Maroc 2030 : le salut dans la régionalisation

Maroc 2030 : le salut dans la régionalisation

Que détiendra le Maroc en 2030 ? Une question à laquelle de nombreux experts et universitaires ont essayé de répondre en fin de semaine à Rabat dans le cadre de la deuxième session du Forum «Maroc 2030 : Environnement stratégique et économique ». Pour cette deuxième session, le thème débattu était purement économique. «Quelle économie monde ?», se sont demandés les experts réunis par le Haut commissariat au plan. Intervenant lors de la première journée de ce forum, Ahmed Lahlimi a mis ce dernier dans un contexte général, celui de mettre en place une stratégie prospective à l’horizon 2030, soulignant au passage la nécessité pour le Maroc de se situer dans la mondialisation, «surtout par rapport aux grandes configurations régionales».

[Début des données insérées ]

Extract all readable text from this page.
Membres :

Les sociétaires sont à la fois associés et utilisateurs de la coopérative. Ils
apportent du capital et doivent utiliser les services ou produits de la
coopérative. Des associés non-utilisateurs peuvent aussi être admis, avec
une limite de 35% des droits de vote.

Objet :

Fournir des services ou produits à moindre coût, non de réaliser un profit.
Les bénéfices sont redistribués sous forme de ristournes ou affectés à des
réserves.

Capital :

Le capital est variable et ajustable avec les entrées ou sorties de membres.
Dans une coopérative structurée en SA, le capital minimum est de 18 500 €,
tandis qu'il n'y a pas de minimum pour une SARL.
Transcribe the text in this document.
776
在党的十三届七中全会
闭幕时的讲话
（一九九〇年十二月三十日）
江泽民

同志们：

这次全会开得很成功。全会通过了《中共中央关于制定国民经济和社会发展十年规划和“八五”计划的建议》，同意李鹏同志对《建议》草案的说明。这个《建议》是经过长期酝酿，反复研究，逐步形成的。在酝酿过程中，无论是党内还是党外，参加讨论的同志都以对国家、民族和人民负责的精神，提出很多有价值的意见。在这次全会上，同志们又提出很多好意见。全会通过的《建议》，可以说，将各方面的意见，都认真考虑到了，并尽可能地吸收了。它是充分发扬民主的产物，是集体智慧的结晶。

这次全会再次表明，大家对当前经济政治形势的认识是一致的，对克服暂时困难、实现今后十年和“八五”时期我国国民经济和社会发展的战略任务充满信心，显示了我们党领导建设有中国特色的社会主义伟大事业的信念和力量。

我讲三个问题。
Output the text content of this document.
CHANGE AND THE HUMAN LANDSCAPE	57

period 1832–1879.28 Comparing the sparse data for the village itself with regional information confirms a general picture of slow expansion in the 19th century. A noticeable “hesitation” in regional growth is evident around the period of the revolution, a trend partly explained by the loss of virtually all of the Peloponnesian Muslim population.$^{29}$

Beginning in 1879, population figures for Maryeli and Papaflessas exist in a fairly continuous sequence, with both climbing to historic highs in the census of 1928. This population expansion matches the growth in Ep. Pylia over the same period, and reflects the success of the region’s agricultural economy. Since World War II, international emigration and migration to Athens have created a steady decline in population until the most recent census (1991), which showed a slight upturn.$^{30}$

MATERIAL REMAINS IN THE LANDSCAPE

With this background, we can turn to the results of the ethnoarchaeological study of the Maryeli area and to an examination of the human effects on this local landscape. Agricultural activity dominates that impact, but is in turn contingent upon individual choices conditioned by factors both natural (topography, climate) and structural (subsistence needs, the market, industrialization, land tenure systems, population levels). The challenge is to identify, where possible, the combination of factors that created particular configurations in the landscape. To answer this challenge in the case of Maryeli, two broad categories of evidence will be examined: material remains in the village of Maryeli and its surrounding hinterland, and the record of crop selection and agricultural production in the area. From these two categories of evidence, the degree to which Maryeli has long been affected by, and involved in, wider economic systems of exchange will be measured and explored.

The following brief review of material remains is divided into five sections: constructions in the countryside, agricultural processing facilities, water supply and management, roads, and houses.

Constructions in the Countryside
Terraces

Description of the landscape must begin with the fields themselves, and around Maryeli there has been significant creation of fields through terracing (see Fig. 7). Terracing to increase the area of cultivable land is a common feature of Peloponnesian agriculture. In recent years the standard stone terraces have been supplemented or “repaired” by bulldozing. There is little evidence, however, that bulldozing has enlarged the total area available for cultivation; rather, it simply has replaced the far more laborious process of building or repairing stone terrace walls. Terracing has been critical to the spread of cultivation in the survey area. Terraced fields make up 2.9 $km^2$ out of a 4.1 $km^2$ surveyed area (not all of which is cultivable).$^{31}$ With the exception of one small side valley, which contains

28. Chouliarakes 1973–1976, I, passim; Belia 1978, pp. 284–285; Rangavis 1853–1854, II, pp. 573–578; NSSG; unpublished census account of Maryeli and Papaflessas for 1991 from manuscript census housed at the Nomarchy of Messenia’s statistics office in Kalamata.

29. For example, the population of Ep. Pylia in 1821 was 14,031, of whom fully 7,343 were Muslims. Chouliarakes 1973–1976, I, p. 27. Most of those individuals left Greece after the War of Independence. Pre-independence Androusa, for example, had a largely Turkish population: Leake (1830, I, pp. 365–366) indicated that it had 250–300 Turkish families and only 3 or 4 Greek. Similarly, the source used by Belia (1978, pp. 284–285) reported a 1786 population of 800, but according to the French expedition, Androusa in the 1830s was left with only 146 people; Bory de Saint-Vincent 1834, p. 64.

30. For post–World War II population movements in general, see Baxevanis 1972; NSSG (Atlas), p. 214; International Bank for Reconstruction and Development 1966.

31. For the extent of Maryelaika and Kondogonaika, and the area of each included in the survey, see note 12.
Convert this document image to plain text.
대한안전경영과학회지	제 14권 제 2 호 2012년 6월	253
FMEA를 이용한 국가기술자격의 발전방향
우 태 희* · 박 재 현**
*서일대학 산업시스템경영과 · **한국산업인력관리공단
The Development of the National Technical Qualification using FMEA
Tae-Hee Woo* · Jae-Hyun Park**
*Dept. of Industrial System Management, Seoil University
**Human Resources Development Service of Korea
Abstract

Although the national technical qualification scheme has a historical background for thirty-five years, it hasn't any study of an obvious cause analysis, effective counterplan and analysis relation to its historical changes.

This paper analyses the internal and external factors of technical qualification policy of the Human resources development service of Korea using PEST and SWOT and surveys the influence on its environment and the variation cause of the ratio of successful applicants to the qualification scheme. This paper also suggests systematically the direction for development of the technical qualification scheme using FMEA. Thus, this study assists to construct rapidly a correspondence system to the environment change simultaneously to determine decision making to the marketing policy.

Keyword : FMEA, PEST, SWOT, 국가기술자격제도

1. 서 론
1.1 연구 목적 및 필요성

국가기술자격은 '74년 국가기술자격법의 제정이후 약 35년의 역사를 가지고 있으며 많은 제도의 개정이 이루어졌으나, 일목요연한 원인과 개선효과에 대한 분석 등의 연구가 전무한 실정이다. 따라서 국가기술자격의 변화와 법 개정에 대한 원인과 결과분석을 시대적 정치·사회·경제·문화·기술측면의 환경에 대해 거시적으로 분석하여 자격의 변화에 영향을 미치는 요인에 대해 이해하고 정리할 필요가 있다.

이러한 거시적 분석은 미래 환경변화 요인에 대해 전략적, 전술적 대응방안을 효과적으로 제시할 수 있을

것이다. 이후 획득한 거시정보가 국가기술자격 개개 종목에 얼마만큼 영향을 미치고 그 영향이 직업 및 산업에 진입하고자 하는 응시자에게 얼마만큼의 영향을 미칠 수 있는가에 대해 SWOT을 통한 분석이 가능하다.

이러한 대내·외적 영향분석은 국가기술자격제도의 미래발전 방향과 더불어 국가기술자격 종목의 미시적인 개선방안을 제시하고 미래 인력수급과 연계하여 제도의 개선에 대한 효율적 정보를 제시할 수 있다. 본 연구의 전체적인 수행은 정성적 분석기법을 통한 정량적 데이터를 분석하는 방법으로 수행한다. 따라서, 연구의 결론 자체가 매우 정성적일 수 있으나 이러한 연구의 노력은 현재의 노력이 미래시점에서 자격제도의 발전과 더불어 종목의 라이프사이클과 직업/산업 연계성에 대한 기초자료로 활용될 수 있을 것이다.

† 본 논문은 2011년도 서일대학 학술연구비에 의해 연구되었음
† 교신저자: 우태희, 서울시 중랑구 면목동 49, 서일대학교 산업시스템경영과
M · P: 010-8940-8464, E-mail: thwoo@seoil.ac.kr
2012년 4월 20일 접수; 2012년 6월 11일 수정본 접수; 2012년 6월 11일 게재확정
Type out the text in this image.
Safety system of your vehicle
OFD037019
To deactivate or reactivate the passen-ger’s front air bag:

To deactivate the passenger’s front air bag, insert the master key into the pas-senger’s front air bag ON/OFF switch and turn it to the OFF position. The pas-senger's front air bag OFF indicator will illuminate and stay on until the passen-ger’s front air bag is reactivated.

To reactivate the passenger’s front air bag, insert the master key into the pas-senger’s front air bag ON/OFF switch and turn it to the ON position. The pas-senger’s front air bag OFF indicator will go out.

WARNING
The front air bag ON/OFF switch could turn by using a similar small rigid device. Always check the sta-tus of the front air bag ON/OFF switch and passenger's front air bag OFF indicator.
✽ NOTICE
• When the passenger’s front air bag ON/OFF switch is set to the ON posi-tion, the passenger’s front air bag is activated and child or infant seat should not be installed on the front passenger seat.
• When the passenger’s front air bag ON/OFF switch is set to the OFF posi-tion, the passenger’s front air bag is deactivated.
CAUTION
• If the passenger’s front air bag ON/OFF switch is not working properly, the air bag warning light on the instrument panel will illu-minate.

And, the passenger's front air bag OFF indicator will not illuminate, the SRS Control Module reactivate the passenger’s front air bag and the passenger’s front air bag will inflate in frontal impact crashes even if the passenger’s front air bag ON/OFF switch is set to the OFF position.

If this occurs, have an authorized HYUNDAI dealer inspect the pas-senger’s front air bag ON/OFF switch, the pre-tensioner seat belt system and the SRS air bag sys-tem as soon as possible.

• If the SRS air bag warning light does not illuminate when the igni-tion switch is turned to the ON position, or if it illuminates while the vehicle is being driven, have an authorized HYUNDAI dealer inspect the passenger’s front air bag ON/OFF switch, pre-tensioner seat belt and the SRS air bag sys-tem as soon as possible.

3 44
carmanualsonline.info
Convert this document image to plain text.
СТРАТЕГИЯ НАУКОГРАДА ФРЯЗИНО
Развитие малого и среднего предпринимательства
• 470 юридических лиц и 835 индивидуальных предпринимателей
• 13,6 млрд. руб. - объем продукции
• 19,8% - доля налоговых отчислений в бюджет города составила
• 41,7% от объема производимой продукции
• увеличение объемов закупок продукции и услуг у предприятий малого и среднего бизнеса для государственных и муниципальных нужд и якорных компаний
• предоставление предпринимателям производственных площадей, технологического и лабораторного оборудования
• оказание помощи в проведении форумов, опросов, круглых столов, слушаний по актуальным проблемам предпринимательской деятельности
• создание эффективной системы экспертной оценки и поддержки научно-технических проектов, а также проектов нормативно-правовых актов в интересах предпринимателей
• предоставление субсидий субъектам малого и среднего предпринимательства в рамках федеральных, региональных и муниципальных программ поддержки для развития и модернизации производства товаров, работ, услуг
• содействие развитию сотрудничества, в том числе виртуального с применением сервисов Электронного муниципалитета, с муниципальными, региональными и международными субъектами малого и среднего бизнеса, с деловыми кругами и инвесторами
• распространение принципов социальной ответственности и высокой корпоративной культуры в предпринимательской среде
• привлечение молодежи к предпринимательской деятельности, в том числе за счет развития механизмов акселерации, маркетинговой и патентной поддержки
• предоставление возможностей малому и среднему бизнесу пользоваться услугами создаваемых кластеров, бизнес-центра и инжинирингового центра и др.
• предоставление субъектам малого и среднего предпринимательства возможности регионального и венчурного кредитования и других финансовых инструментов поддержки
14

En premier lieu arrive le pourtour euro-méditerranéen qui s’impose de même «qu’un régionalisme ouvert commandé par notre géographie, notre Histoire et nos valeurs culturelles et spirituelles». En second lieu pour le Haut commissaire au plan, se place le Maghreb arabe qui est une nécessité. La construction et la consolidation de cette entité régionale permettra certainement, selon M. Lahlimi, aux pays de la région de s’imposer sur la scène internationale en tant que bloc à part entière. Et d’ajouter que c’est ce qui permettra également aux pays de la région de tirer profit du développement de l’économie mondiale.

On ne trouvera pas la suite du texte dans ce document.